To say you live here, you can’t run off for more than a few months in summer. You have to drive back down I-10, past the Canal Street Hotel, which looms against the freeway’s edge, with it’s busted windows rimmed in graffiti. You drive like a lunatic, back into the air like a fist to the face.

It’s okay if you leave, of course. Anyone would. And we all do. But to come back during this wicked, wanton, God’s-breath-down-your-back season is to love the Deep South in the way she needs to be loved––with a whole lot of patience.

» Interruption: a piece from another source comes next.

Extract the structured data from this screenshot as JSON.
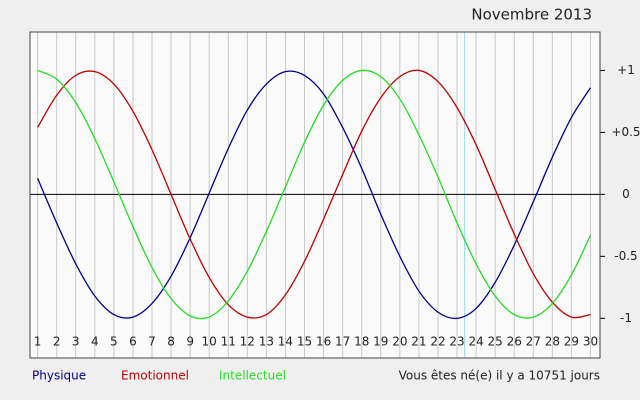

The heat runs on, like a Faulkner paragraph, over 100 degrees every day. Margaret Orr looks stoic on WDSU, as she points to a map painted in pink, purple and a demonic shade of red. Were it a nail polish, the name on the bottom of the bottle might read Slap Your Mama or Sanguine Stupidity.

Our air-conditioners rattle in the 200-year-old walls, protesting the relentless pace each must provide just to hover around 76 degrees. Bills sit with ripped envelope edges, crawling upwards from $100 to $200 to long past $300 a month.

Then it happens. Summer breaks. The early mornings hit the 70s, mild as peach fuzz, beckoning. You can open a door without wincing. The rain hits the dirt and soaks in slowly, no longer sizzling.

I ran to the pool last week and splashed in, the top few inches mercifully unbaked and full of chilly liquid straight from the clouds. I cracked a Paradise Park at noon, and yelled for Chris to join me. A tiny celebration.

New Orleans in Autumn is my favorite. We let our hair down. Not in a metaphorical sense, but literally, down the backs of our necks again. For the first time since May, we are no longer perpetually wet. We gather in courtyards again, beneath sketchy power lines, at tables that wobble on uneven stones. We talk about the weather non-stop, like creatures from another planet. Blinking in wonderment, we look directly at the sun, as it sits in the sky, so normal.

New Orleans is her most luscious in Autumn. Her most hospitable and randy. It becomes, again, the very best place to live.

If you’re brave enough to stay the summer and really call yourself a local then this week has been that ultimate reward.

If you aren’t from around here, as they say, it’s time to come back and visit. We will save you a courtyard and a tall Pimm’s Cup.